Locally, using multiple parallel workers

# Read from a dataframe & use the omop converter
docs = edsnlp.data.from_pandas(data, converter="omop")

# Add the pipeline to operations that will be run
docs = docs.map_pipeline(nlp)

# The operations of our stream will be distributed on multiple workers
docs = docs.set_processing(backend="multiprocessing")

# Convert each doc to a list of dicts (one by entity)
# and store the result in a pandas DataFrame
note_nlp = docs.to_pandas(
    converter="ents",
    span_getter=["ents", "dates"],
    span_attributes=[
        "negation",
        "hypothesis",
        "family",
        "date.datetime",

        # having individual columns for each date part
        # can be useful for incomplete dates (eg, "in May")
        "date.day",
        "date.month",
        "date.year",
    ],
)

!!! note "Deterministic processing"

By default, from version 0.14.0, EDS-NLP dispatches tasks to workers in a round-robin fashion to ensure deterministic processing.
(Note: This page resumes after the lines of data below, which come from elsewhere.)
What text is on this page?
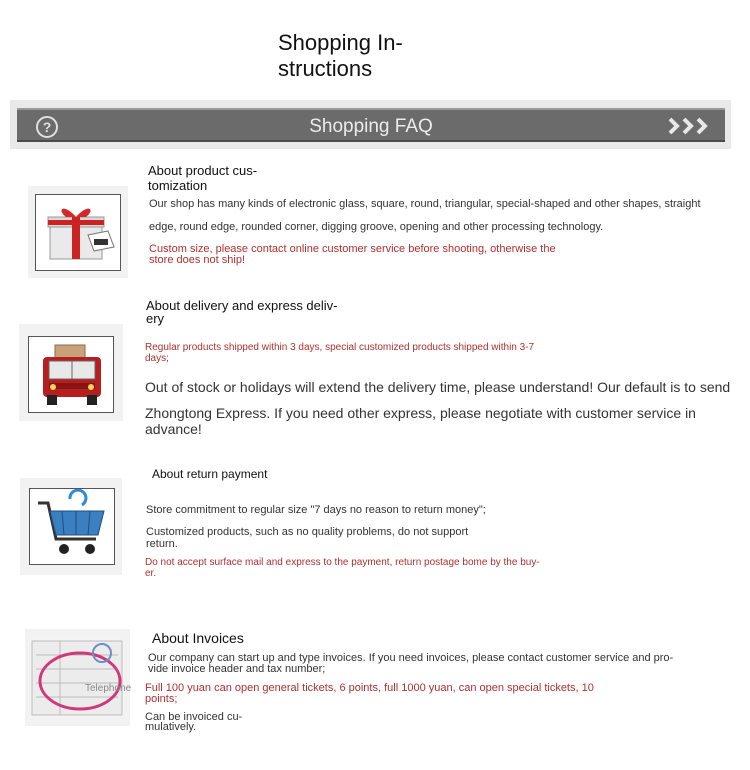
Shopping In-
structions
Shopping FAQ
?
About product cus-
tomization
Our shop has many kinds of electronic glass, square, round, triangular, special-shaped and other shapes, straight
edge, round edge, rounded corner, digging groove, opening and other processing technology.
Custom size, please contact online customer service before shooting, otherwise the
store does not ship!
About delivery and express deliv-
ery
Regular products shipped within 3 days, special customized products shipped within 3-7
days;
Out of stock or holidays will extend the delivery time, please understand! Our default is to send
Zhongtong Express. If you need other express, please negotiate with customer service in advance!
About return payment
Store commitment to regular size "7 days no reason to return money";
Customized products, such as no quality problems, do not support
return.
Do not accept surface mail and express to the payment, return postage bome by the buy-
er.
Telephone
About Invoices
Our company can start up and type invoices. If you need invoices, please contact customer service and pro-
vide invoice header and tax number;
Full 100 yuan can open general tickets, 6 points, full 1000 yuan, can open special tickets, 10
points;
Can be invoiced cu-
mulatively.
This mechanism can be disabled to send documents to workers as soon as they are available, which may result in faster processing but out-of-order results.
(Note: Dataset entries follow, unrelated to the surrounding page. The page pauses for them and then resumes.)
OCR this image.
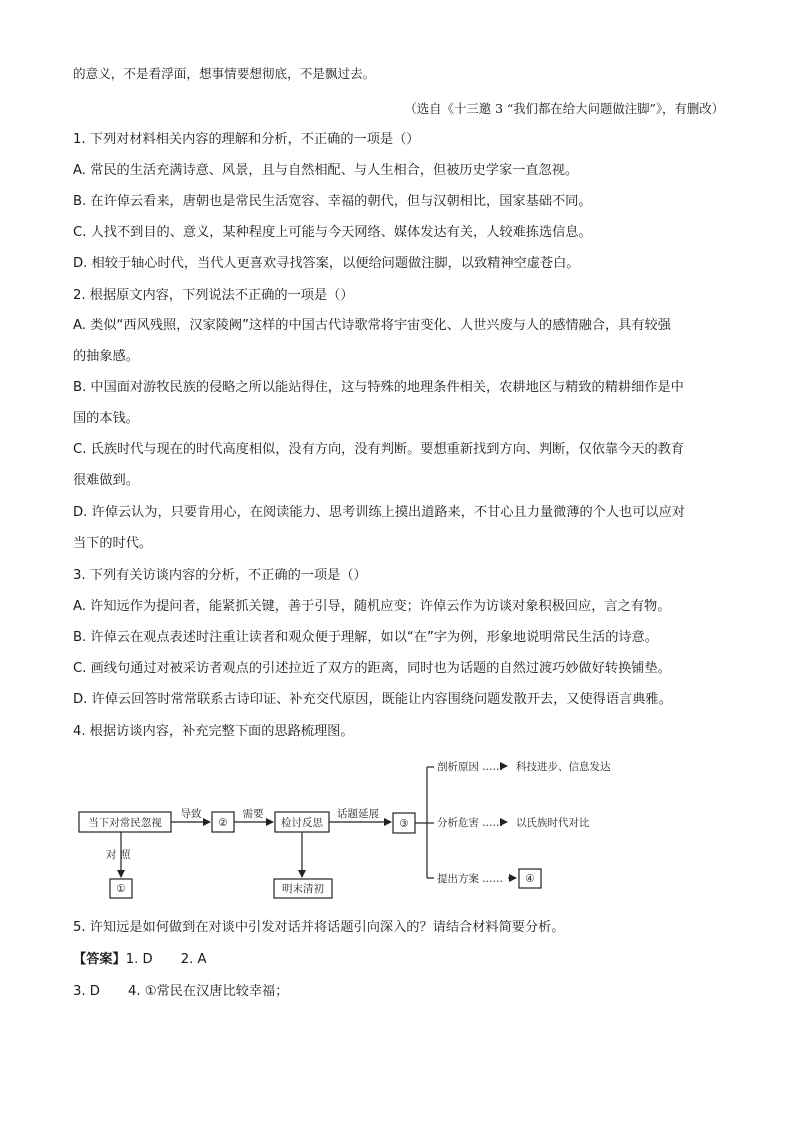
的意义，不是看浮面，想事情要想彻底，不是飘过去。
（选自《十三邀 3 “我们都在给大问题做注脚”》，有删改）
1. 下列对材料相关内容的理解和分析，不正确的一项是（）
A. 常民的生活充满诗意、风景，且与自然相配、与人生相合，但被历史学家一直忽视。
B. 在许倬云看来，唐朝也是常民生活宽容、幸福的朝代，但与汉朝相比，国家基础不同。
C. 人找不到目的、意义，某种程度上可能与今天网络、媒体发达有关，人较难拣选信息。
D. 相较于轴心时代，当代人更喜欢寻找答案，以便给问题做注脚，以致精神空虚苍白。
2. 根据原文内容，下列说法不正确的一项是（）
A. 类似“西风残照，汉家陵阙”这样的中国古代诗歌常将宇宙变化、人世兴废与人的感情融合，具有较强
的抽象感。
B. 中国面对游牧民族的侵略之所以能站得住，这与特殊的地理条件相关，农耕地区与精致的精耕细作是中
国的本钱。
C. 氏族时代与现在的时代高度相似，没有方向，没有判断。要想重新找到方向、判断，仅依靠今天的教育
很难做到。
D. 许倬云认为，只要肯用心，在阅读能力、思考训练上摸出道路来，不甘心且力量微薄的个人也可以应对
当下的时代。
3. 下列有关访谈内容的分析，不正确的一项是（）
A. 许知远作为提问者，能紧抓关键，善于引导，随机应变；许倬云作为访谈对象积极回应，言之有物。
B. 许倬云在观点表述时注重让读者和观众便于理解，如以“在”字为例，形象地说明常民生活的诗意。
C. 画线句通过对被采访者观点的引述拉近了双方的距离，同时也为话题的自然过渡巧妙做好转换铺垫。
D. 许倬云回答时常常联系古诗印证、补充交代原因，既能让内容围绕问题发散开去，又使得语言典雅。
4. 根据访谈内容，补充完整下面的思路梳理图。
当下对常民忽视
导致
②
需要
检讨反思
话题延展
③
对 照
①	明末清初
剖析原因 …… 科技进步、信息发达
分析危害 …… 以氏族时代对比
提出方案 …… ④
5. 许知远是如何做到在对谈中引发对话并将话题引向深入的？请结合材料简要分析。
【答案】1. D 2. A
3. D 4. ①常民在汉唐比较幸福；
To disable processing determinism, use `set_processing(deterministic=False)`. Note that this parameter is only used when using the `multiprocessing` backend.
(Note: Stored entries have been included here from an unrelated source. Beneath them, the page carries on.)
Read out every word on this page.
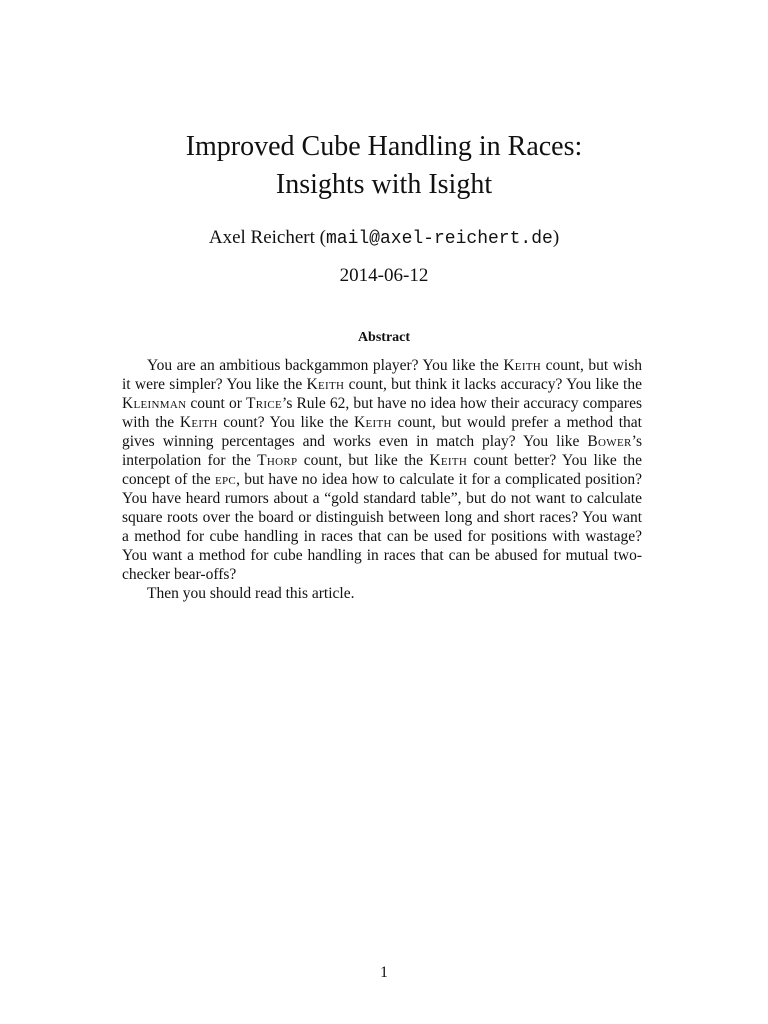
Improved Cube Handling in Races:
Insights with Isight
Axel Reichert (mail@axel-reichert.de)
2014-06-12
Abstract

You are an ambitious backgammon player? You like the Keith count, but wish it were simpler? You like the Keith count, but think it lacks accuracy? You like the Kleinman count or Trice’s Rule 62, but have no idea how their accuracy compares with the Keith count? You like the Keith count, but would prefer a method that gives winning percentages and works even in match play? You like Bower’s interpolation for the Thorp count, but like the Keith count better? You like the concept of the epc, but have no idea how to calculate it for a complicated position? You have heard rumors about a “gold standard table”, but do not want to calculate square roots over the board or distinguish between long and short races? You want a method for cube handling in races that can be used for positions with wastage? You want a method for cube handling in races that can be abused for mutual two-checker bear-offs?

Then you should read this article.

1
In a distributed fashion with spark

To use the Spark engine to distribute the computation, we create our stream from the Spark dataframe directly and write the result to a new Spark dataframe. EDS-NLP will automatically
distribute the operations on the cluster (setting backend="spark" behind the scenes), but you can change the backend (for instance to multiprocessing to run locally).

!!! warning "Spark backend"

When processing from AND to a Spark DataFrame, the backend is automatically set to "spark".

We do NOT recommend using other backend when Spark dataframe are involved, as there may be a discrepancy between the time it takes to process the data locally and the timeout of the spark job.
# Read from the pyspark dataframe & use the omop converter
docs = edsnlp.data.from_spark(df, converter="omop")

# Add the pipeline to operations that will be run
docs = docs.map_pipeline(nlp)

# Backend is set by default to "spark"
# docs = docs.set_processing(backend="spark")

# Convert each doc to a list of dicts (one by entity)
# and store the result in a pyspark DataFrame
note_nlp = docs.to_spark(
    converter="ents",
    span_getter=["ents", "dates"],
    span_attributes=[
        "negation",
        "hypothesis",
        "family",
        "date.datetime",

        # having individual columns for each date part
        # can be useful for incomplete dates (eg, "in May")
        "date.day",
        "date.month",
        "date.year",
    ],
    dtypes=None,  # (1)
)
  1. If you don't pass a dtypes argument, EDS-NLP will print the inferred schema it such that you can copy-paste it in your code.